How do I get notified about my job status?

Notifications in Amazon Elastic Transcoder are configured when pipelines are created using Amazon Simple Notification Service (SNS). By contrast, AWS Elemental MediaConvert uses Amazon CloudWatch Events to signal changes in job status. The CloudWatch Events can be tied to many services including SQS, SNS, SSM Automation tasks, and even AWS Lambda. Using Amazon CloudWatch Event filter patterns, you can customize your notification and post processing workflows per job. One example is filtering a job based off User Metadata and the job complete status, triggering a Lambda function to start a post-processing workflow. For more information about Amazon CloudWatch Events in AWS Elemental MediaConvert, see Using CloudWatch Events to Monitor AWS Elemental MediaConvert Jobs in the documentation.

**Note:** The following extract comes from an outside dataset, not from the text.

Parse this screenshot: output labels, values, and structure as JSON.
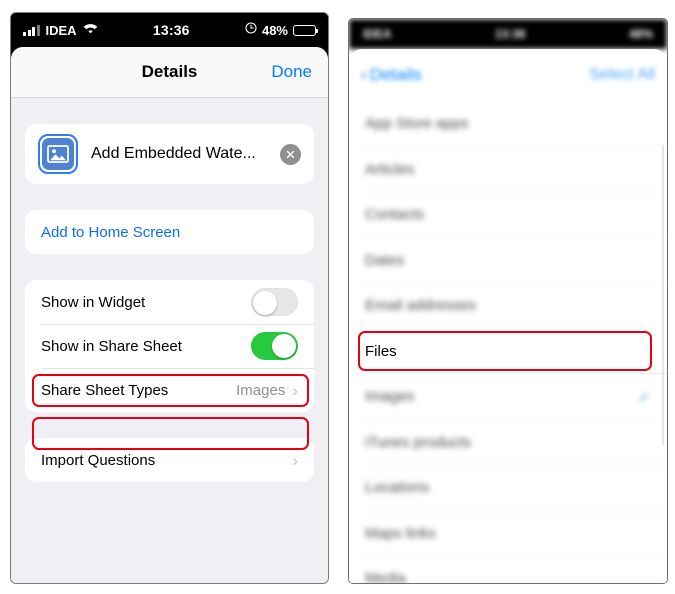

Ready to start? Here are several things to consider when migrating to AWS Elemental MediaConvert.

Migrate your settings using this new guide and script:

We’ve made an easy-to-use script that will convert Amazon Elastic Transcoder presets to AWS Elemental MediaConvert presets. Read the white paper how-to guide, and download the script from GitHub to try this out. Also, make sure to check out the many new system presets and templates that are provided in AWS Elemental MediaConvert.

HLS player version:

In Amazon Elastic Transcoder, you select the playlist version upon job creation. In AWS Elemental MediaConvert, the HLS version will change as you enable features that require a specific version (according to the Pantos Spec). You can see what features enable which version in the AWS Elemental MediaConvert documentation.

SDK and API support:

AWS Elemental MediaConvert is incorporated into many different AWS SDKs. This allows you to automate and monitor your transcoding workflows. Check out the documentation for some getting started examples.

Workflow orchestration:

AWS Elemental MediaConvert uses CloudWatch Events to trigger workflow automation. You can use these events to tie AWS Lambda or AWS SQS to create post-processing workflows. To see some examples and get a jump start on building a custom workflow, check out the Video on Demand on AWS solution along with the 2017 re:Invent AWS Video-On-Demand Workshop.

Encryption and DRM support:

AWS Elemental MediaConvert supports several industry standard Digital Rights Management and encryption technologies, such as Google Widevine, Apple FairPlay, and Microsoft PlayReady. For more information, check out the using encryption documentation. AWS Elemental MediaConvert integrates with several partners that can provide key management solutions, or you can check out the SPEKE Reference Server posted to GitHub to start on your very own solution.

Conclusion

Now that you know the main differences between Amazon Elastic Encoder and AWS Elemental MediaConvert, we hope that as soon as you’re ready, you can use this guide to help migrate to AWS Elemental MediaConvert. Get started today!